Chapter 1: The Road to Nowhere
The year I was at my most timid, my wealthy biological parents found me and brought me home.
My knuckles turned white as I clutched the seatbelt, watching mile after mile of highway blur past the window. The air in the car felt too thick, the leather seats creaking every time I shifted, and the faint scent of Mom's perfume mixing with my own panic. Every so often, I’d sniffle hard, swiping at my eyes with the sleeve of my old hoodie, trying to hide how much I was falling apart.
I couldn’t stop sobbing, the kind of ugly-cry that fogs up the window and makes your chest ache. My nose ran, my chest heaved with big, messy gasps. I tried to muffle the sound, but the seats only seemed to echo my crying louder, making my embarrassment worse.

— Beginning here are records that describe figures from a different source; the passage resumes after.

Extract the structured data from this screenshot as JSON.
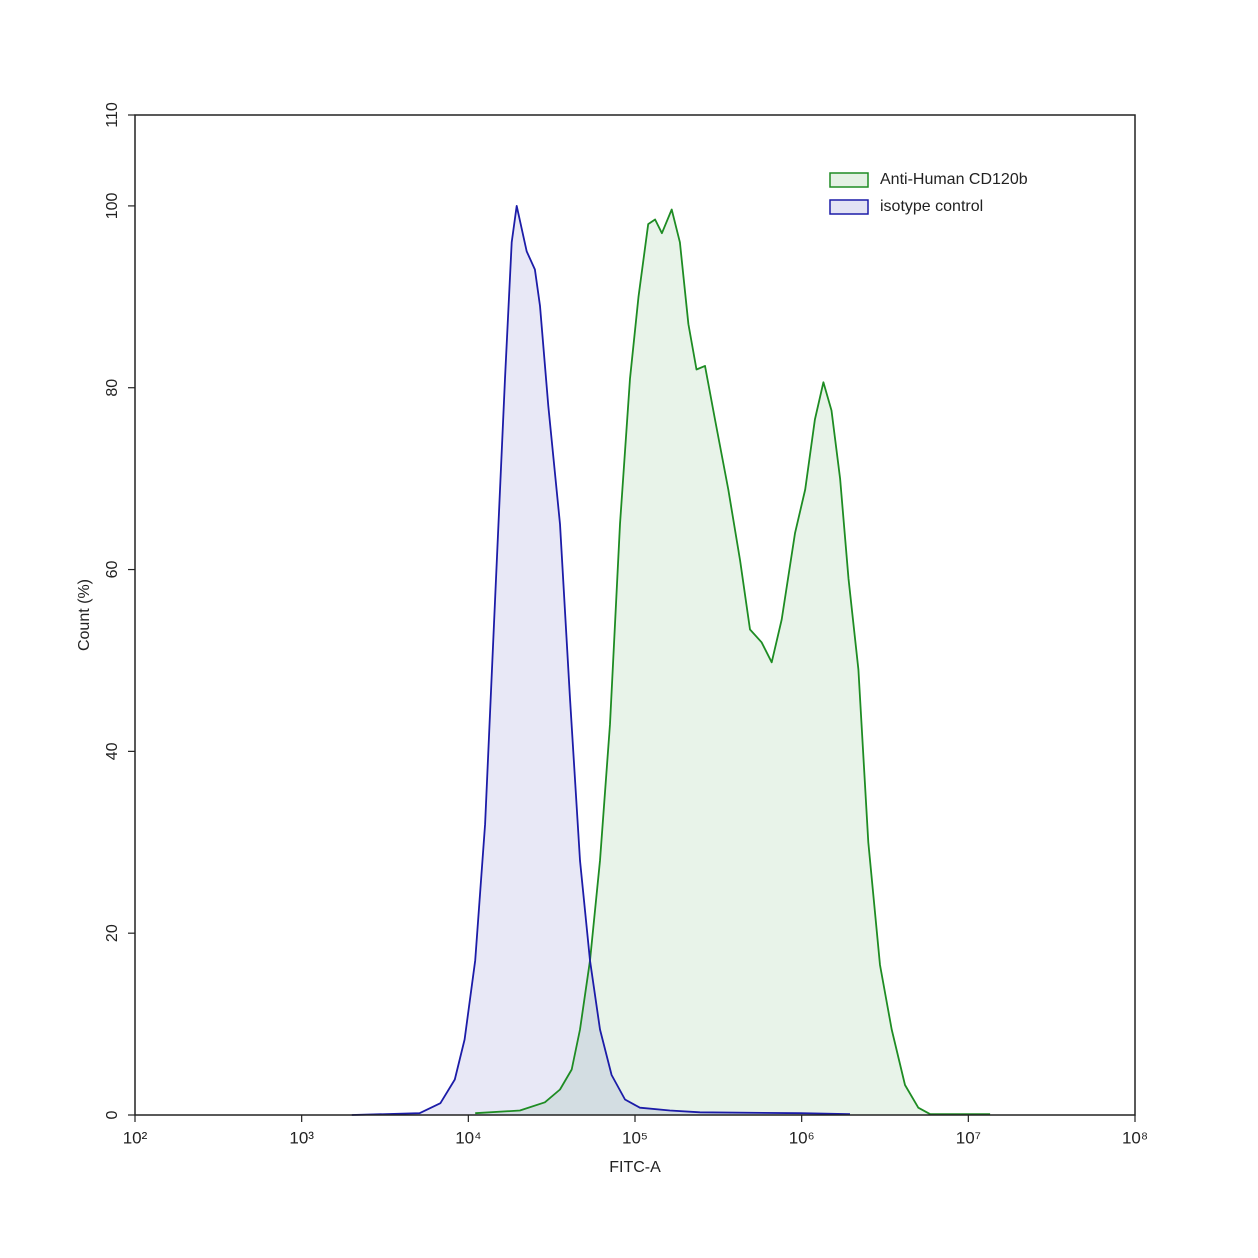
{
  "chart_data": {
    "type": "area",
    "x_label": "FITC-A",
    "y_label": "Count  (%)",
    "xscale": "log",
    "xlim": [
      100,
      100000000
    ],
    "xticks": [
      {
        "value": 100,
        "label": "10²"
      },
      {
        "value": 1000,
        "label": "10³"
      },
      {
        "value": 10000,
        "label": "10⁴"
      },
      {
        "value": 100000,
        "label": "10⁵"
      },
      {
        "value": 1000000,
        "label": "10⁶"
      },
      {
        "value": 10000000,
        "label": "10⁷"
      },
      {
        "value": 100000000,
        "label": "10⁸"
      }
    ],
    "ylim": [
      0,
      110
    ],
    "yticks": [
      0,
      20,
      40,
      60,
      80,
      100,
      110
    ],
    "legend": "upper right",
    "series": [
      {
        "name": "Anti-Human CD120b",
        "color": "#1e8c23",
        "x": [
          11000,
          20400,
          28800,
          35500,
          41700,
          46800,
          53700,
          61700,
          70800,
          81300,
          93300,
          105000,
          120000,
          132000,
          145000,
          166000,
          186000,
          209000,
          234000,
          263000,
          302000,
          363000,
          427000,
          490000,
          575000,
          661000,
          759000,
          912000,
          1050000,
          1200000,
          1350000,
          1510000,
          1700000,
          1910000,
          2190000,
          2510000,
          2950000,
          3470000,
          4170000,
          5010000,
          5890000,
          13500000
        ],
        "values": [
          0.2,
          0.5,
          1.4,
          2.8,
          5,
          9.4,
          17,
          28,
          43,
          65,
          81,
          90,
          98,
          98.5,
          97,
          99.6,
          96,
          87,
          82,
          82.4,
          76.5,
          68.8,
          61,
          53.4,
          52,
          49.8,
          54.5,
          64,
          68.8,
          76.5,
          80.6,
          77.5,
          70,
          59,
          49,
          30,
          16.5,
          9.4,
          3.3,
          0.8,
          0.1,
          0.1
        ]
      },
      {
        "name": "isotype control",
        "color": "#1c1ca8",
        "x": [
          2000,
          5100,
          6800,
          8300,
          9500,
          11000,
          12600,
          14500,
          16600,
          18200,
          19500,
          22400,
          25100,
          26900,
          30200,
          35500,
          40700,
          46800,
          53700,
          61700,
          72400,
          87100,
          107000,
          162000,
          245000,
          977000,
          1950000
        ],
        "values": [
          0,
          0.2,
          1.3,
          3.9,
          8.3,
          17,
          32,
          57,
          81,
          96,
          100,
          95,
          93,
          89,
          78,
          65,
          46,
          28,
          17,
          9.4,
          4.4,
          1.7,
          0.8,
          0.5,
          0.3,
          0.2,
          0.1
        ]
      }
    ]
  }
}
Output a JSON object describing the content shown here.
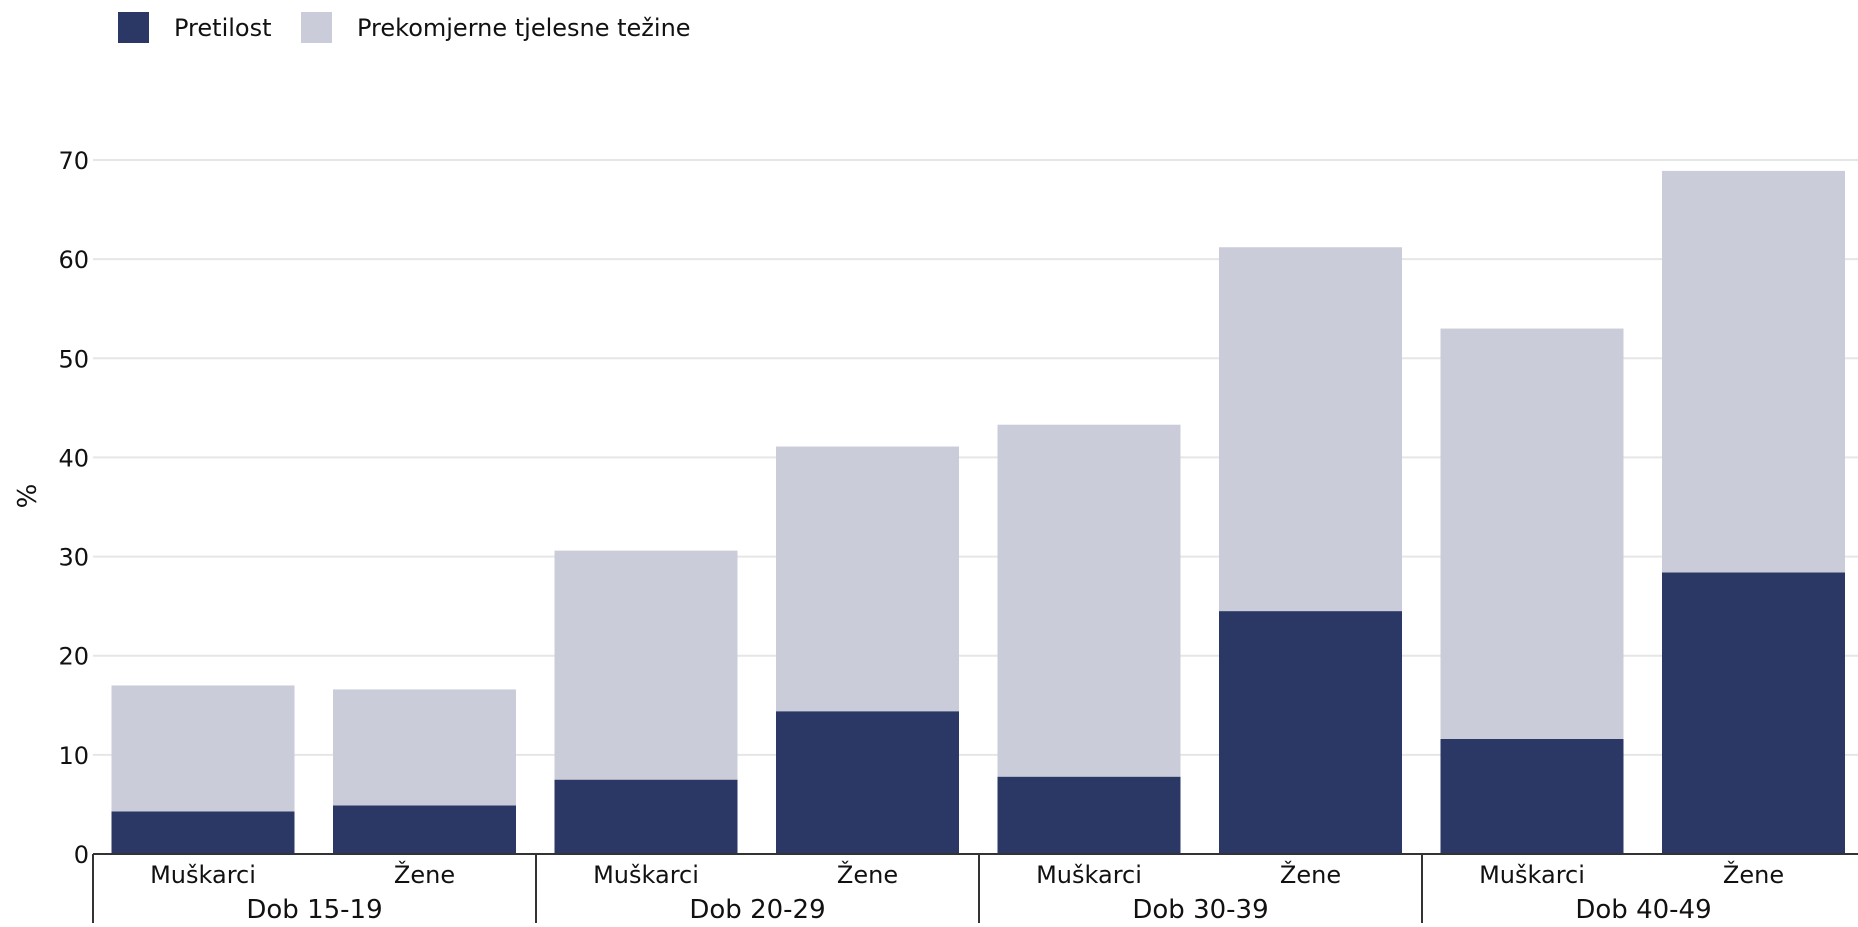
{
  "chart_data": {
    "type": "bar",
    "stacked": true,
    "title": "",
    "xlabel": "",
    "ylabel": "%",
    "ylim": [
      0,
      70
    ],
    "yticks": [
      0,
      10,
      20,
      30,
      40,
      50,
      60,
      70
    ],
    "grid": true,
    "legend_position": "top-left",
    "groups": [
      {
        "label": "Dob 15-19",
        "categories": [
          "Muškarci",
          "Žene"
        ]
      },
      {
        "label": "Dob 20-29",
        "categories": [
          "Muškarci",
          "Žene"
        ]
      },
      {
        "label": "Dob 30-39",
        "categories": [
          "Muškarci",
          "Žene"
        ]
      },
      {
        "label": "Dob 40-49",
        "categories": [
          "Muškarci",
          "Žene"
        ]
      }
    ],
    "categories": [
      "Muškarci",
      "Žene",
      "Muškarci",
      "Žene",
      "Muškarci",
      "Žene",
      "Muškarci",
      "Žene"
    ],
    "series": [
      {
        "name": "Pretilost",
        "color": "#2b3765",
        "values": [
          4.3,
          4.9,
          7.5,
          14.4,
          7.8,
          24.5,
          11.6,
          28.4
        ]
      },
      {
        "name": "Prekomjerne tjelesne težine",
        "color": "#cacdd9",
        "values": [
          12.7,
          11.7,
          23.1,
          26.7,
          35.5,
          36.7,
          41.4,
          40.5
        ]
      }
    ]
  },
  "colors": {
    "grid": "#e6e6e6",
    "axis": "#333333",
    "text": "#111111"
  }
}
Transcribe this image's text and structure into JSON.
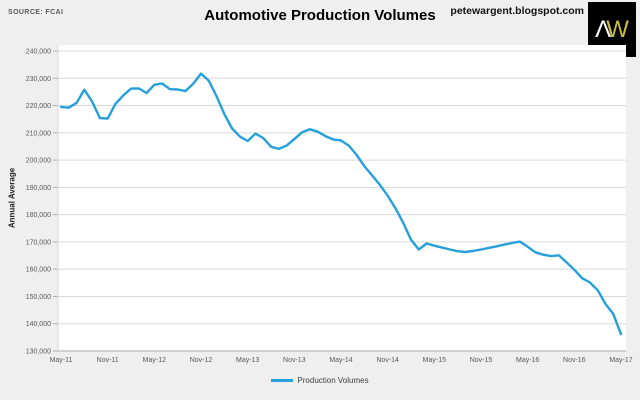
{
  "header": {
    "source_label": "SOURCE: FCAI",
    "title": "Automotive Production Volumes",
    "site": "petewargent.blogspot.com",
    "logo_letter_1": "Λ",
    "logo_letter_2": "W"
  },
  "legend": {
    "label": "Production Volumes"
  },
  "colors": {
    "line": "#25A0DB",
    "logo_bg": "#000000",
    "logo_w": "#CBBD3E",
    "page_bg": "#EFEFEF",
    "plot_bg": "#FFFFFF",
    "gridline": "#D9D9D9",
    "axis": "#ABABAB"
  },
  "chart_data": {
    "type": "line",
    "title": "Automotive Production Volumes",
    "ylabel": "Annual Average",
    "xlabel": "",
    "ylim": [
      130000,
      240000
    ],
    "ytick_step": 10000,
    "grid": true,
    "legend_position": "bottom-center",
    "x_tick_interval": 6,
    "x_tick_labels": [
      "May-11",
      "Nov-11",
      "May-12",
      "Nov-12",
      "May-13",
      "Nov-13",
      "May-14",
      "Nov-14",
      "May-15",
      "Nov-15",
      "May-16",
      "Nov-16",
      "May-17"
    ],
    "series": [
      {
        "name": "Production Volumes",
        "color": "#25A0DB",
        "frequency": "monthly",
        "x_start": "May-11",
        "x_end": "May-17",
        "values": [
          219500,
          219200,
          221000,
          225800,
          221500,
          215400,
          215200,
          220600,
          223700,
          226200,
          226300,
          224600,
          227600,
          228100,
          226000,
          225900,
          225300,
          228000,
          231700,
          229100,
          223400,
          216900,
          211600,
          208600,
          207000,
          209700,
          208100,
          204900,
          204100,
          205300,
          207700,
          210200,
          211300,
          210400,
          208800,
          207600,
          207200,
          205300,
          201900,
          197800,
          194400,
          190900,
          186900,
          182400,
          177000,
          170800,
          167200,
          169400,
          168600,
          167900,
          167200,
          166600,
          166300,
          166700,
          167200,
          167800,
          168400,
          169000,
          169600,
          170100,
          168200,
          166200,
          165300,
          164800,
          165100,
          162500,
          159800,
          156700,
          155100,
          152300,
          147300,
          143600,
          136200
        ]
      }
    ]
  }
}
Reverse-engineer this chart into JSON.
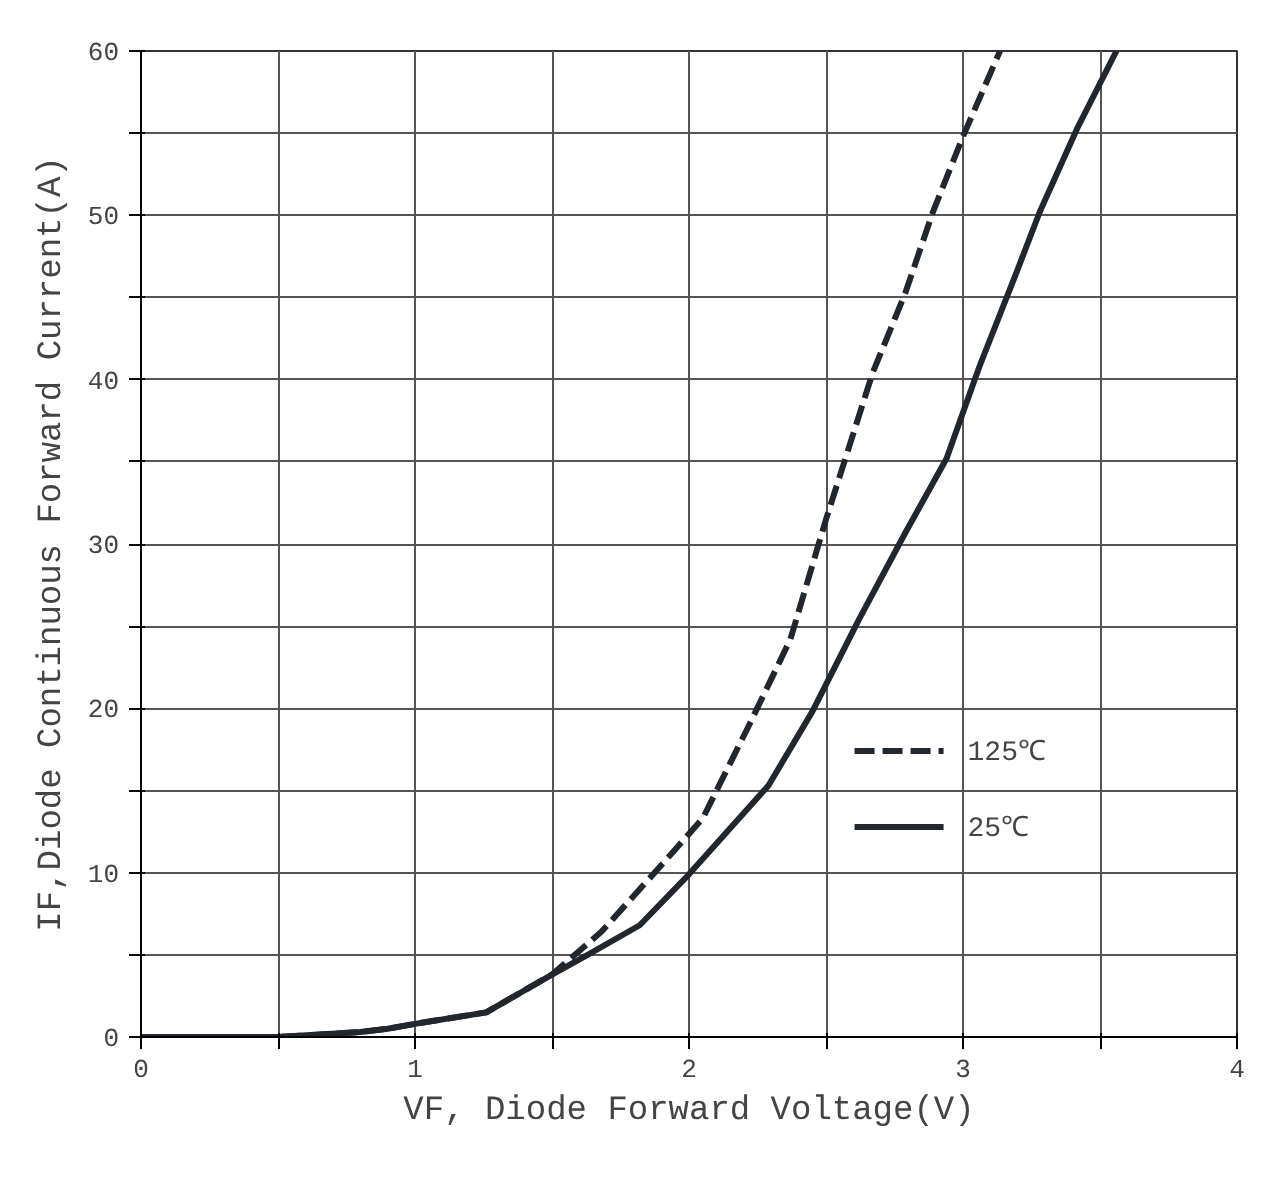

Mom and Dad thought I was overwhelmed with joy, moved to tears. They kept glancing back at me, their smiles soft and watery. Mom reached back and patted my knee, thinking she was comforting her homesick, overjoyed daughter. Dad fiddled with the radio, searching for something soothing until he finally settled on a country station, the kind with warm guitar twangs and lyrics about coming home.
I wanted to tell them the truth, but the words jammed up behind my teeth. What if they didn’t want a daughter who was this much of a mess? The truth was, I was terrified.
I’d read too many stories about daughters swapped at birth—after the real daughter returns home, she’s rarely welcomed. Everyone is biased toward the fake one, while the real daughter is ignored, mistreated, or even has her kidney or heart cut out.
Those stories—urban legends on Reddit threads, dramatic movies, and every other soap on cable—were etched into my brain. It was always the same: the outsider never stood a chance.
The new home is basically a den of monsters. Monsters in cashmere and pearls, lurking behind sprawling lawns, pristine white fences, and HOA rules about mailbox height. I imagined secret arguments behind closed doors, looks of disappointment exchanged over silent dinners. The kind of coldness that seeps in and makes you wish for your old, messy, noisy family.
I was a total coward. I’d always been the kid who flinched at jump scares and worried about getting lost in the grocery store. Even now, my hands shook as I tried to calm myself, but all I could picture was being the next tragic headline on the local news.